– Лида! – выдохнул я.
– Коль, – она умоляюще глянула в самоё мою душу, – давай не будем сейчас! Вечером… Приходи – поговорим…
Я ещё попытался было приблизиться к ней после столовки, где она сидела с сестрой Надей, но только вышел вслед за ними на крыльцо – подкатил ненавистный голубой «ЗИЛ»-самосвал, и Лидуша моя впорхнула в кабину…
Где бы найти того Бунина или Кафку, чтобы описать моё состояние, в каковом пребывал я до этого самого вечера!
Дома торопливо сполоснулся, опять хлебнул портвейна, взял-купил бутылку с собой и полетел на это (я уже предчувствовал) убийственное свидание со своей любушкой. Лида, упакованная наглухо в брюки и свитер, встретила меня с виноватой ласковостью, соорудила лёгкую закуску, мы с ней сели в нашей комнате, выпили, я, прожёвывая солёный огурец, обкатывал-сглаживал в уме первый вопрос, но Лида, вытерев полотенцем руки, взяла с подоконника уже раскрытую общую тетрадь, положила передо мной, ткнула пальцем в строки и жалобно сказала:
– Я больше так не могу… Читай!
– Что это? Ты прозу начала писать?
Забыл упомянуть, что Лида пробовала писать стихи, я к тому времени уже опубликовал в районной газете два рассказа, так что вопрос был вполне к месту.

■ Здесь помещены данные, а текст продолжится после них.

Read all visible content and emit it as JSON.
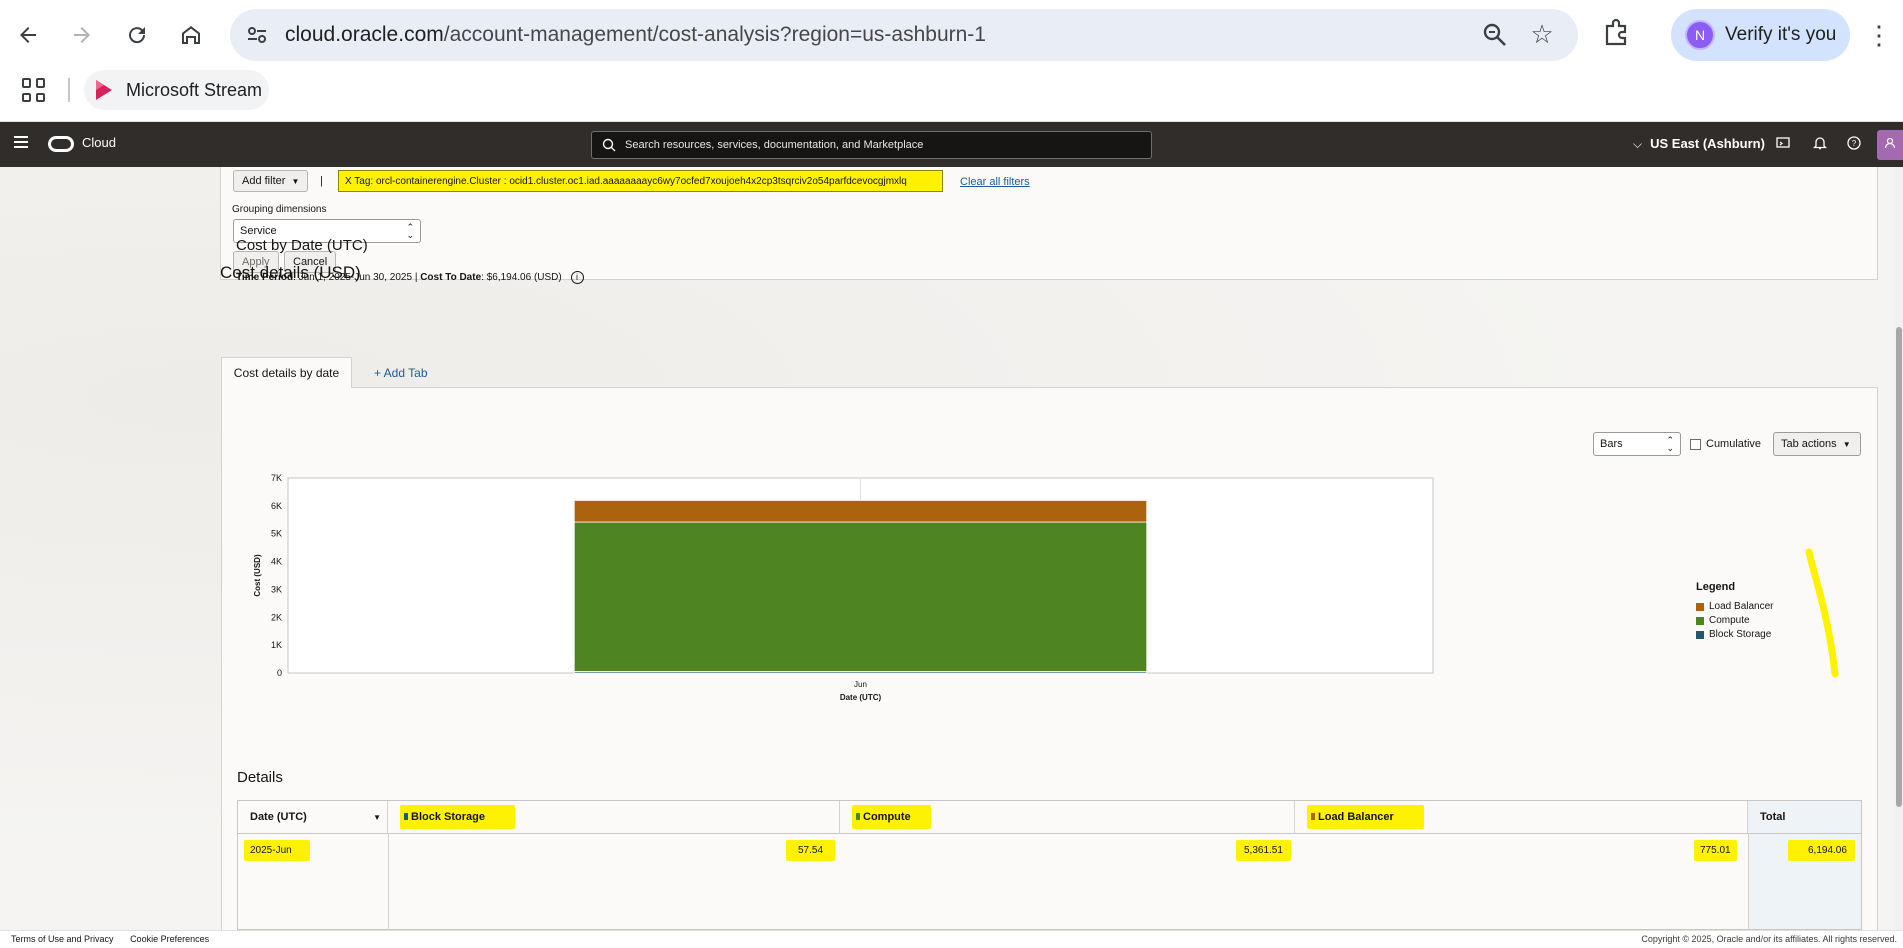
{
  "browser": {
    "url_host": "cloud.oracle.com",
    "url_path": "/account-management/cost-analysis?region=us-ashburn-1",
    "verify_label": "Verify it's you",
    "profile_initial": "N",
    "bookmark_label": "Microsoft Stream"
  },
  "oci_header": {
    "brand": "Cloud",
    "search_placeholder": "Search resources, services, documentation, and Marketplace",
    "region": "US East (Ashburn)"
  },
  "filters": {
    "add_filter_label": "Add filter",
    "separator": "|",
    "chip_text": "X Tag: orcl-containerengine.Cluster : ocid1.cluster.oc1.iad.aaaaaaaayc6wy7ocfed7xoujoeh4x2cp3tsqrciv2o54parfdcevocgjmxlq",
    "clear_all_label": "Clear all filters",
    "grouping_label": "Grouping dimensions",
    "grouping_value": "Service",
    "apply_label": "Apply",
    "cancel_label": "Cancel"
  },
  "cost_details": {
    "title": "Cost details (USD)",
    "tab_active": "Cost details by date",
    "tab_add": "+ Add Tab",
    "chart_title": "Cost by Date (UTC)",
    "time_period_label": "Time Period",
    "time_period_value": ": Jun 1, 2025-Jun 30, 2025 |",
    "cost_to_date_label": "Cost To Date",
    "cost_to_date_value": ": $6,194.06 (USD)",
    "chart_type_value": "Bars",
    "cumulative_label": "Cumulative",
    "tab_actions_label": "Tab actions"
  },
  "chart_data": {
    "type": "bar",
    "stacked": true,
    "categories": [
      "Jun"
    ],
    "xlabel": "Date (UTC)",
    "ylabel": "Cost (USD)",
    "ylim": [
      0,
      7000
    ],
    "yticks": [
      "0",
      "1K",
      "2K",
      "3K",
      "4K",
      "5K",
      "6K",
      "7K"
    ],
    "grid": true,
    "legend_title": "Legend",
    "legend_position": "right",
    "series": [
      {
        "name": "Block Storage",
        "values": [
          57.54
        ],
        "color": "#1f5a6e"
      },
      {
        "name": "Compute",
        "values": [
          5361.51
        ],
        "color": "#4e8520"
      },
      {
        "name": "Load Balancer",
        "values": [
          775.01
        ],
        "color": "#ad620e"
      }
    ],
    "legend_order": [
      "Load Balancer",
      "Compute",
      "Block Storage"
    ]
  },
  "details": {
    "title": "Details",
    "columns": [
      "Date (UTC)",
      "Block Storage",
      "Compute",
      "Load Balancer",
      "Total"
    ],
    "rows": [
      {
        "date": "2025-Jun",
        "block_storage": "57.54",
        "compute": "5,361.51",
        "load_balancer": "775.01",
        "total": "6,194.06"
      }
    ]
  },
  "footer": {
    "terms": "Terms of Use and Privacy",
    "cookies": "Cookie Preferences",
    "copyright": "Copyright © 2025, Oracle and/or its affiliates. All rights reserved."
  },
  "colors": {
    "highlight": "#fff200",
    "header_bg": "#312d2a",
    "link": "#1d5b9c"
  }
}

– Если бы! Нет, я тоже начала вести дневник… Читай!
То, что я прочёл, было чудовищным:
…Мы с Юрой ездили на выходные к его родителям. И матери, и отцу я, кажется, понравилась. С Юрой было всё так замечательно! Мы спали в одной постели, совсем как муж и жена. Он такой сильный, такой неугомонный – от его ласк я буквально схожу с ума…
Я закрыл тетрадь, положил её на тарелку с картошкой, встал, вышел в прихожую, обулся, надел куртку, нахлобучил шапку и вывалился за дверь. Никто меня не останавливал, не упрашивал остаться.
Нажрался я так, что не помнил, как очутился дома. Все последующие события той ночи остались в памяти клочками и туманно. Я сижу на кровати в своей узкой неуютной комнате, весь пол подо мною ал и липок от крови… Жуткий вскрик матери… Женщина в белом халате… Мне туго забинтовывают левое запястье… Я бегу по ночным улицам… Меловое лицо Лиды в проёме двери… Обжигающая боль, когда я срываю бинт с руки и сую-выставляю напоказ окровавленную руку… Лидины рыдания …
Теперь иногда я смотрю на левое запястье, на пять белых полосок-следов от лезвия бритвы, и сам себе усмехаюсь – и горько, и светло: ну и дуралеем был я в юности!
Месяца через полтора, аккурат на Новый год, они сошлись-поженились. В марте Юрий освободился и умчался в Красноярск, где он уже и жил-работал до ареста, – обустраиваться, готовить жильё для семьи. Лида ещё дорабатывала на нашей стройке последние дни. Я при встрече молча кивал ей головой и проходил мимо. Она первое время заглядывала мне в глаза, словно пытаясь остановить, поговорить, пообщаться, однако потом тоже внешне успокоилась.